Project LAND 400 has begun training crews for trials of two Combat Reconnaissance Vehicles.

The training began at the School of Armour, with president of DEF Australia Brigadier Mick Ryan making the announcement on Twitter, accompanied by two photos of the crew and vehicles.

The aim of Project LAND 400 is to enhance the mounted close combat capability of the Land Force by providing armoured fighting vehicles with improved firepower, protection, mobility and communication characteristics to enable tactical success in the contemporary and future operational environment. 

LAND 400 will deliver a Combat Reconnaissance Vehicle (CRV), an Infantry Fighting Vehicle (IFV), a Manoeuvre Support Vehicle and an Integrated Training System.

BAE Systems Australia, in partnership Finnish company Patria, were one of two tenders selected to take part in the 12-month Risk Mitigation Activity for the Australian Army’s LAND 400 Phase 2 CRV program.
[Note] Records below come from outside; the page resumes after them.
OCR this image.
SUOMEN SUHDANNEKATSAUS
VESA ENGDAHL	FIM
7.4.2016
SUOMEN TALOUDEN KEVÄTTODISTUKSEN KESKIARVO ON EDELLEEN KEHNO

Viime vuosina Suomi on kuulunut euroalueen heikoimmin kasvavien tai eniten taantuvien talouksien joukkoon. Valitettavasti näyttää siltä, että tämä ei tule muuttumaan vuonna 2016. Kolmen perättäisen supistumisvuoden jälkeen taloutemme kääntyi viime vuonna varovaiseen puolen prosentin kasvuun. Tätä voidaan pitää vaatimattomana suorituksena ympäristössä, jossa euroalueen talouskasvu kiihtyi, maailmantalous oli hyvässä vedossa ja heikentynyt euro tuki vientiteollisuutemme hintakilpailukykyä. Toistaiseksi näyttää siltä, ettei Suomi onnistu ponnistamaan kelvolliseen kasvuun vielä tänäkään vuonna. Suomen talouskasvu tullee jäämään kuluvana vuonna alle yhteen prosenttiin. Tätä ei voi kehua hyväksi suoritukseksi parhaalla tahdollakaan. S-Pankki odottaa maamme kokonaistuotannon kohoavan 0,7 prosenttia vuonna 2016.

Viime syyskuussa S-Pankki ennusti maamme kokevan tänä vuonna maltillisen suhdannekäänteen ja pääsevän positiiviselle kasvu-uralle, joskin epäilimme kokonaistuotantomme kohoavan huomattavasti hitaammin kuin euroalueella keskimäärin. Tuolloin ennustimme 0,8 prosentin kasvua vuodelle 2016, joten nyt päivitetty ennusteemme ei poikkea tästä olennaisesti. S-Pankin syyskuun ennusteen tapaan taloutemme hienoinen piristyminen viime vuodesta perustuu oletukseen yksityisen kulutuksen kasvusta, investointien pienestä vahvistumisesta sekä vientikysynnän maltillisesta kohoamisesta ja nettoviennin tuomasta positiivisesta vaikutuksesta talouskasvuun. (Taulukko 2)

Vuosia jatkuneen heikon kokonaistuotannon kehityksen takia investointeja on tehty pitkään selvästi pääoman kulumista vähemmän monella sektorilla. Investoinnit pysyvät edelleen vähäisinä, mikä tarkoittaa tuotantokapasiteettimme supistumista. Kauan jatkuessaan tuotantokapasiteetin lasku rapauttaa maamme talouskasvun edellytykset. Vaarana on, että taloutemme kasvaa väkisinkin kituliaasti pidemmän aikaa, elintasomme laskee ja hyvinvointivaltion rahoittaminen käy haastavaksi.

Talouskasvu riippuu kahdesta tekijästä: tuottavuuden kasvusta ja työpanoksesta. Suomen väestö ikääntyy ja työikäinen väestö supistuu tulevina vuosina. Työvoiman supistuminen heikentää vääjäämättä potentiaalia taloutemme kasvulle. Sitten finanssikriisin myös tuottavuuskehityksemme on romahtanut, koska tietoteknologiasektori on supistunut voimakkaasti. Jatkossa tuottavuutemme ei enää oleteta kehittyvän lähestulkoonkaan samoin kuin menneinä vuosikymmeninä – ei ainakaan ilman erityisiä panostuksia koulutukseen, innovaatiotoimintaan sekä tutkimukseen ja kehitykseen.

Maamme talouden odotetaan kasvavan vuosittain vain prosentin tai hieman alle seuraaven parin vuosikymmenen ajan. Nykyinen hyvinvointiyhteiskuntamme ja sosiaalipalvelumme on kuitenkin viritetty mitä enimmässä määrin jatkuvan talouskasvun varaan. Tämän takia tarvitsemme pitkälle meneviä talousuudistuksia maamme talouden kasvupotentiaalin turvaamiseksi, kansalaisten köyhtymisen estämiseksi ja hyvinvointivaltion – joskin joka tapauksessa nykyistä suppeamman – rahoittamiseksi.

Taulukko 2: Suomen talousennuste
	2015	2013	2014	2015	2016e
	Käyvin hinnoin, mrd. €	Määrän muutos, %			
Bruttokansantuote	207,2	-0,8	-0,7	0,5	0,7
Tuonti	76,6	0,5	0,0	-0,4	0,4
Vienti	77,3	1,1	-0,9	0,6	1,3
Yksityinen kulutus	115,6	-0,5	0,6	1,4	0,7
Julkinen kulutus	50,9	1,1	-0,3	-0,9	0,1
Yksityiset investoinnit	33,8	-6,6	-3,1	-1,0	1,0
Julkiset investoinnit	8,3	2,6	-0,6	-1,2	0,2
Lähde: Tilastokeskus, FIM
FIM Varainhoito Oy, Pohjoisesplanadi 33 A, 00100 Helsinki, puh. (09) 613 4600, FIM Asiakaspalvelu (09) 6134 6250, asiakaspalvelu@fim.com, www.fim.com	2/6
PHM Technology will provide BAE Systems access to its integrated engineering analysis and decision support solution MADe, with the aim of providing ongoing diagnostics throughout the sustainment phase, ensuring optimal reliability, safety and maintainability throughout the product lifecycle.

"As an exemplar in the maintenance software space, PHM Technology is another great example of Australia’s world-class defence industry capability, which we at BAE Systems Australia proudly support," BAE Systems director of strategy Fran Murphy said.

Project LAND 400 will replace some of the Army's current capabilities, including the Australian Light Armoured Vehicle (ASLAV) and the M113 Armoured Personnel Carriers (M113AS4).

The Army's highest priority is to replace the ASLAV fleet at the commencement of 2020, before the cost of ownership increases.

"These costs cannot be mitigated through upgrade and, without replacement starting in 2020, a capability gap will result," the Army said.

The IFV will replace the M113AS4 beginning in 2025.

Even though the life expectancy of the M113AS4 is until 2030, the Army says its 'fit for purpose' suitability is decaying given current and emerging threats and it is not expected to be deployable for anything other than low intensity/low risk missions beyond 2025.

The M113AS4s have been providing the ADF with a protected mobility and armoured fighting capability since the Vietnam War.

The current M113AS4s were upgraded from the Vietnam-era M113AS1 and include an electrically powered turret, day/night weapon sights, a new engine, steering controls, drive train, electrical and fuel systems, as well as a newly designed internal layout to accommodate safe stowage in a variety of situations.